July 27, 2016

Settlement Agreement in a Trust Dispute

Santa Clara Co. Superior Court
Gregge v. Hugill (2016) ___ Cal.App.4th _____
In Santa Clara County Superior Court, a disgruntled beneficiary challenged the validity of a trust amendment citing a lack of testamentary capacity and undue influence. The trust provided for multiple beneficiaries but there is only 1 contestant, the disgruntled beneficiary. Just prior to trial, another trust beneficiary agreed to file a disclaimer, conditioned upon the case being dismissed, that arguably undercut the remedy available to the disgruntled beneficiary. The trial court was agreeable to this, citing the importance of familial harmony, and dismisses the matter.

The disgruntled beneficiary then appeals and the appellate court finds reversible error, principally because the disclaimant was a non-party. The opinion noted "a settlement is an agreement among adverse parties, and Bennett did not agree to settle the case." Thus, it was improper for the trial court to dismiss the matter as it deprived the disgruntled beneficiary of the right to litigate the validity of the trust amendment.    

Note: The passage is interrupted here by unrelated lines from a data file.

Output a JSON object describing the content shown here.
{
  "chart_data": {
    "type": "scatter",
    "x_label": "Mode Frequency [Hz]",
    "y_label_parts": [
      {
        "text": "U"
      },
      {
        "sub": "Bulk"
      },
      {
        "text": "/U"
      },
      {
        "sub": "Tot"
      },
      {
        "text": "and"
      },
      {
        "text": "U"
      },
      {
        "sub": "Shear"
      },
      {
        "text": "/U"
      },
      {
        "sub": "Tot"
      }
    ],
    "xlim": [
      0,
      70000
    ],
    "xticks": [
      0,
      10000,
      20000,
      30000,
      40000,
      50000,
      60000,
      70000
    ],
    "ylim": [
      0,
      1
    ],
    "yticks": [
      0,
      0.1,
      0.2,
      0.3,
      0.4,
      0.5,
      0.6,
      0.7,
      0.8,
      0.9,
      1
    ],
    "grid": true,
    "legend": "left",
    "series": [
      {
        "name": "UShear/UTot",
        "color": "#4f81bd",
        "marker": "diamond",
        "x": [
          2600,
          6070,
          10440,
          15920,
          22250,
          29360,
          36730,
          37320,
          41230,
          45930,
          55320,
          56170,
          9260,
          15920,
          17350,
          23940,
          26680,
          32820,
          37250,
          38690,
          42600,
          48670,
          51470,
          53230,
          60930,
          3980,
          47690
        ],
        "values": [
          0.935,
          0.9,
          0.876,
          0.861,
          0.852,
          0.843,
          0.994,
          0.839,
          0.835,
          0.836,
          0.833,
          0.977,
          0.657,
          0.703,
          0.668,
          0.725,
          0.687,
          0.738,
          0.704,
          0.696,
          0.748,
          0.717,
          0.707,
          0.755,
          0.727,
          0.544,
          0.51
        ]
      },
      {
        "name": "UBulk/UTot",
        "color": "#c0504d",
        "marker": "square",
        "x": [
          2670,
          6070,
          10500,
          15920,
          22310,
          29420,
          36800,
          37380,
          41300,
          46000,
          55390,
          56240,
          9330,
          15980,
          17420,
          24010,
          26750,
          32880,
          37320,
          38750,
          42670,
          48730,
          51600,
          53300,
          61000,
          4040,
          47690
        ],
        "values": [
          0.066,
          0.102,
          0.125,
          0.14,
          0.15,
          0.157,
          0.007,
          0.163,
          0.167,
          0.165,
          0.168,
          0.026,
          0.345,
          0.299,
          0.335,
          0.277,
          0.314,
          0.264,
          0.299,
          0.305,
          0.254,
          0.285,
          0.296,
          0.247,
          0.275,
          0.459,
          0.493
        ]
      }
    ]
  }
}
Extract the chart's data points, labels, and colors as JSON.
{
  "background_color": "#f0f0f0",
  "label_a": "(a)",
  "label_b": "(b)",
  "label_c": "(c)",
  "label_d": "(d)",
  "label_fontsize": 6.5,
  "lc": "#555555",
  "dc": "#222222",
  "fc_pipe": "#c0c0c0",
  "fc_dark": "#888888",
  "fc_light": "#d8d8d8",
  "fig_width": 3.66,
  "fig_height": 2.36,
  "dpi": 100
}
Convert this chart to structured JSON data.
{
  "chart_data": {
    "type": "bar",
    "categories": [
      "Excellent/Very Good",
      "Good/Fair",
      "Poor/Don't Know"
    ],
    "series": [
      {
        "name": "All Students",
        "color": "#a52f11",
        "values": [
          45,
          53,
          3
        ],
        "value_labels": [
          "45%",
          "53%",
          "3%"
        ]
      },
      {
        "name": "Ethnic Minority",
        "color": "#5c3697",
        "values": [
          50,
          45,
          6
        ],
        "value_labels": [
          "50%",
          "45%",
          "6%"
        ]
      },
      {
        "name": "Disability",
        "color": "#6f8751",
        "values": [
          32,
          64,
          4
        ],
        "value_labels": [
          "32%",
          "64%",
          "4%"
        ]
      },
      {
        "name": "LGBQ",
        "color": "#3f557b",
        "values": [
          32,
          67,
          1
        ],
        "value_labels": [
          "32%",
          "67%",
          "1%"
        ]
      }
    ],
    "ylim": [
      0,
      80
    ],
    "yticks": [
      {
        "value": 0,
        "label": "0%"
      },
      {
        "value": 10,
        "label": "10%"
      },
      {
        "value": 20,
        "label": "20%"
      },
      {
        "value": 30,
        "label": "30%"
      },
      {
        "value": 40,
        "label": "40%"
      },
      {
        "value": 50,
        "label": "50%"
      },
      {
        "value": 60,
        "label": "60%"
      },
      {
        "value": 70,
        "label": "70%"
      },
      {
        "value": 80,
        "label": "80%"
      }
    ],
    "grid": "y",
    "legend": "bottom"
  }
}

The opinion also notes how the settlor amended his survivor's trust multiple times. 

"In 1997, William amended the survivor’s trust, designating a fixed $900,000 to fund the grandchildren’s trust, to be distributed as stated in the 1990 trust instrument."

"In 2000, William amended the survivor’s trust by eliminating Michael’s five percent residual share and increasing Patrick’s share to 35 percent."

"In 2001, William removed Michael’s children Kathleen and Cameron as beneficiaries of the grandchildren’s trust, but he restored their status one year later."

"In 2005 William again removed Cameron as a grandchildren’s trust beneficiary."

"William executed a final amendment to the survivor’s trust on June 5, 2008, two weeks after he underwent surgery to remove a subdural hematoma. The 2008 amendment restored Michael as a trust beneficiary on equal footing with his siblings, and it restored Cameron as a grandchildren’s trust beneficiary on equal footing with his sister and cousins." 

I would not advise a client to amend their trust this many times unless they agree to a restatement of their trust. The reason being is that if a trust is amended, the heirs and beneficiaries are entitled to a copy of the trust and all the amendments. They could then see how the trust changed over time, possibly because of independent decision-making or the result of an interloper. If a restatement was used, only the restatement would need to be given to heirs and beneficiaries. Hence the heirs and beneficiaries could not piece together how the trust changed over time.